I’m certain that Heilmann and Yamanaka were being extremely cau­tious,” Richard Wakefield explained. “They probably left early so they could take extra supplies. And with these lightweight pods, each extra kilogram can be critical.”

How critical?” asked Nicole.

“Well — it could make all the difference between getting into a safe orbit around Earth — or shooting past it so quickly that we couldn’t be rescued.”

“Does that mean,” O’Toole inquired somberly, “that only one of us might be able to use the pod?”

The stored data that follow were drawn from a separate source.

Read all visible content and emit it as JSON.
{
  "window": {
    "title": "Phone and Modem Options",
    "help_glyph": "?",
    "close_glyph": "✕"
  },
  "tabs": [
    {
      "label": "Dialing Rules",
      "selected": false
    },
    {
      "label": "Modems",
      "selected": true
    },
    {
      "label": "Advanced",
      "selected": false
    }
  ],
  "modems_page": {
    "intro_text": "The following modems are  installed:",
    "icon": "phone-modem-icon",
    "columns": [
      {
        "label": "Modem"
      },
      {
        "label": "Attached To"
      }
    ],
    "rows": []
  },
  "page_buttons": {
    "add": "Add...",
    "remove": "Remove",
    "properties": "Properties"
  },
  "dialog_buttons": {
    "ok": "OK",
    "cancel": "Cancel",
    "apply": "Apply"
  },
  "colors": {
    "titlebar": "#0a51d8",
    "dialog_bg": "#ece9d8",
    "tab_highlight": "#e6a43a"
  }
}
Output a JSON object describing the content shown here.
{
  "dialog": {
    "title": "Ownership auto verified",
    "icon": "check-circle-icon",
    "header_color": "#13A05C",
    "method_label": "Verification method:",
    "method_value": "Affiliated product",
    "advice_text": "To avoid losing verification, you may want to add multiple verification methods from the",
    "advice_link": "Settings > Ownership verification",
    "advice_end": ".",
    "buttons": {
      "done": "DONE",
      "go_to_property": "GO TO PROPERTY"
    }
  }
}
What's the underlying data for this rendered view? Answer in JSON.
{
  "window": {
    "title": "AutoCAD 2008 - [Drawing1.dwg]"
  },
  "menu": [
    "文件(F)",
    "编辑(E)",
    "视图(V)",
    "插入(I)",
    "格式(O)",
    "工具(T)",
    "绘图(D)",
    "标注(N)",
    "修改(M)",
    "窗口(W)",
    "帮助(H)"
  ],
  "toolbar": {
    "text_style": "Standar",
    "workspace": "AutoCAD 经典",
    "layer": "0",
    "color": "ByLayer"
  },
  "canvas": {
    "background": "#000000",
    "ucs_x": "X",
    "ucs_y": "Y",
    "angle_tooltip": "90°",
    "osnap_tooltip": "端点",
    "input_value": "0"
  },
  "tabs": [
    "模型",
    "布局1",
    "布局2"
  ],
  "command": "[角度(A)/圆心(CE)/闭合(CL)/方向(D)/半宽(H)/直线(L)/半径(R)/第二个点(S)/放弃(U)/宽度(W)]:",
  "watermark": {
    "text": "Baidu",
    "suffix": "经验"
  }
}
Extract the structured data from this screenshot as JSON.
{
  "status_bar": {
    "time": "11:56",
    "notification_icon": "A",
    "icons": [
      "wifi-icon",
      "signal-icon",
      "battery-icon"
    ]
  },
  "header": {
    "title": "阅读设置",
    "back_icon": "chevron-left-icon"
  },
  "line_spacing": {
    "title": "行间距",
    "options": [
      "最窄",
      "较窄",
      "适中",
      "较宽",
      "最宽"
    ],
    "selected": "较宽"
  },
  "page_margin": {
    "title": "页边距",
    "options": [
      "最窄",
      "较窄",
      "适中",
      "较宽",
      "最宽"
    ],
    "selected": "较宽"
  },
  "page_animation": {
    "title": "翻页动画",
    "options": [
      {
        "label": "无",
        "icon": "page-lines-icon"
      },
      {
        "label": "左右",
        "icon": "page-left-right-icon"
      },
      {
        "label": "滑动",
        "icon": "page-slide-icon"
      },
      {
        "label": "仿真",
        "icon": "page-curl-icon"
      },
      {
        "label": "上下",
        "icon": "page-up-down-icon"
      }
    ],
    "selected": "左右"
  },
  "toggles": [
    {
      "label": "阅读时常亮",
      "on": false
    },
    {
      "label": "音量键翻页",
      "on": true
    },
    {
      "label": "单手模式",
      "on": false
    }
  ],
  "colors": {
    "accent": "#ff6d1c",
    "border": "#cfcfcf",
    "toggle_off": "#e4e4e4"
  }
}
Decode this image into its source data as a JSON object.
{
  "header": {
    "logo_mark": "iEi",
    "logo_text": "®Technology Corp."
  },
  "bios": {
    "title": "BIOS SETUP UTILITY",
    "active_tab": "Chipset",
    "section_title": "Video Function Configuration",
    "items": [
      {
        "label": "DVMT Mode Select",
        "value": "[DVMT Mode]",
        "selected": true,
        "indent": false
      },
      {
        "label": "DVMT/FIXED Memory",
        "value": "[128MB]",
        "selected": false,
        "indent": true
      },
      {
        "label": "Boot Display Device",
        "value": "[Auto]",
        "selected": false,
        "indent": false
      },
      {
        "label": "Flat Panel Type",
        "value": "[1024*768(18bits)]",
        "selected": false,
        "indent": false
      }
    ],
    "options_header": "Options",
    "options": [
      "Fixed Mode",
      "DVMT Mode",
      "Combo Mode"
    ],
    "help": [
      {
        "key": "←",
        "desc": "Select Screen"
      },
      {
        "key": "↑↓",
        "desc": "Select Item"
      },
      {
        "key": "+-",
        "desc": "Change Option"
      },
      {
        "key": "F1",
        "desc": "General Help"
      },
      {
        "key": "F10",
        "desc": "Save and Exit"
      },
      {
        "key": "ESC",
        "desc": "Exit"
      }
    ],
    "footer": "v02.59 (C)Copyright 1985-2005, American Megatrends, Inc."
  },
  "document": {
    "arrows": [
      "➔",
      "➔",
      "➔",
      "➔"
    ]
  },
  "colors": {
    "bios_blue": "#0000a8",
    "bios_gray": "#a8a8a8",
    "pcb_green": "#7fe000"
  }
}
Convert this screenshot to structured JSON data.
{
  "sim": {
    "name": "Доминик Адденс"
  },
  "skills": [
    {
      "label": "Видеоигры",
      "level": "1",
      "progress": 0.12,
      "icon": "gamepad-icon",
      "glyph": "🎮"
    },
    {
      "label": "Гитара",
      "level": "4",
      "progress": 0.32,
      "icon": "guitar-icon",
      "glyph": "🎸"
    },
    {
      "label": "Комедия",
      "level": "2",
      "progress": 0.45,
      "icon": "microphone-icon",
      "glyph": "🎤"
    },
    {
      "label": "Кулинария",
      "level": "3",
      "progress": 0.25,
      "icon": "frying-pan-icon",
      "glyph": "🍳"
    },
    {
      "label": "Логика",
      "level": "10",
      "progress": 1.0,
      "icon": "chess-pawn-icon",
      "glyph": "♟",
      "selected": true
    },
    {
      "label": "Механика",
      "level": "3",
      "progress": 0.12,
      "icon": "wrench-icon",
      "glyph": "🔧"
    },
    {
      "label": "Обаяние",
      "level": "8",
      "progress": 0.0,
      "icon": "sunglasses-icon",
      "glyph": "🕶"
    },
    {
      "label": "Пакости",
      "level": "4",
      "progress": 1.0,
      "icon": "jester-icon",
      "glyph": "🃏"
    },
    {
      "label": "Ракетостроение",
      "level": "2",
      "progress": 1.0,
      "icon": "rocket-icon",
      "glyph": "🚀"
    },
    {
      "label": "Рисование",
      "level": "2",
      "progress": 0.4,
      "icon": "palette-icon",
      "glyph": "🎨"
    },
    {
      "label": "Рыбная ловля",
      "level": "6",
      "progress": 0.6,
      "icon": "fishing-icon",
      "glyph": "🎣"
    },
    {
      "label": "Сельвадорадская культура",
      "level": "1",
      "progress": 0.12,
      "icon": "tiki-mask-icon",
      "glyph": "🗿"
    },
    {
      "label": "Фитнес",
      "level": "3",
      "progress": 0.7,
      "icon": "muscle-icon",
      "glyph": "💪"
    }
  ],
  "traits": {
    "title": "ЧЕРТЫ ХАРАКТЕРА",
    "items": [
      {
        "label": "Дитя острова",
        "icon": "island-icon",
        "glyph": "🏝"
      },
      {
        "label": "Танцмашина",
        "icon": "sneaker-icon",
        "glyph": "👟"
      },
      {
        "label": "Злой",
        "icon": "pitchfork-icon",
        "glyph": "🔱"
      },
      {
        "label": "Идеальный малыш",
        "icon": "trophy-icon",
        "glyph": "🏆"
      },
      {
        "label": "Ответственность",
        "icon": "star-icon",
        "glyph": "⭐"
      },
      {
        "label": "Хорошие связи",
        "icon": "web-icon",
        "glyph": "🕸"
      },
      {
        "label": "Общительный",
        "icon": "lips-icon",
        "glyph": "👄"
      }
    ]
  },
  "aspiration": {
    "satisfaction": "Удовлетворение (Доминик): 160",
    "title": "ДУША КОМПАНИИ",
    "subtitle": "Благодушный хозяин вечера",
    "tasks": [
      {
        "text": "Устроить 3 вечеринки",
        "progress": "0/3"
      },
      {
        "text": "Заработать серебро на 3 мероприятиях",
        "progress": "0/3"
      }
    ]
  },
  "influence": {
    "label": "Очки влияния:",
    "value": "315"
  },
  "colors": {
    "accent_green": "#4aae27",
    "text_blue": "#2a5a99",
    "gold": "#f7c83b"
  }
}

Richard paused before answering. “I’m afraid that’s possible; it’s a func­tion of the time of departure. We’ll have to do some quick calculations to determine exactly. But personally I see no reason why we shouldn’t consider flying this entire spacecraft. I was trained as a backup pilot, after all. . We have only limited control authority, since the ship is so large, but if we jettison everything we don’t absolutely need, we may be able to do it Again, we’ll need to do the computations.”

Nicole’s assignments from General O’Toole and Richard were to check the supplies that had been placed in the pod, determine their adequacy, and then approximate both the mass and packaging volume required to support either two or three travelers. In addition Richard, still favoring flying back to Earth in the military ship, asked Nicole to go through the Newton supply manifest and estimate how much mass could be thrown overboard.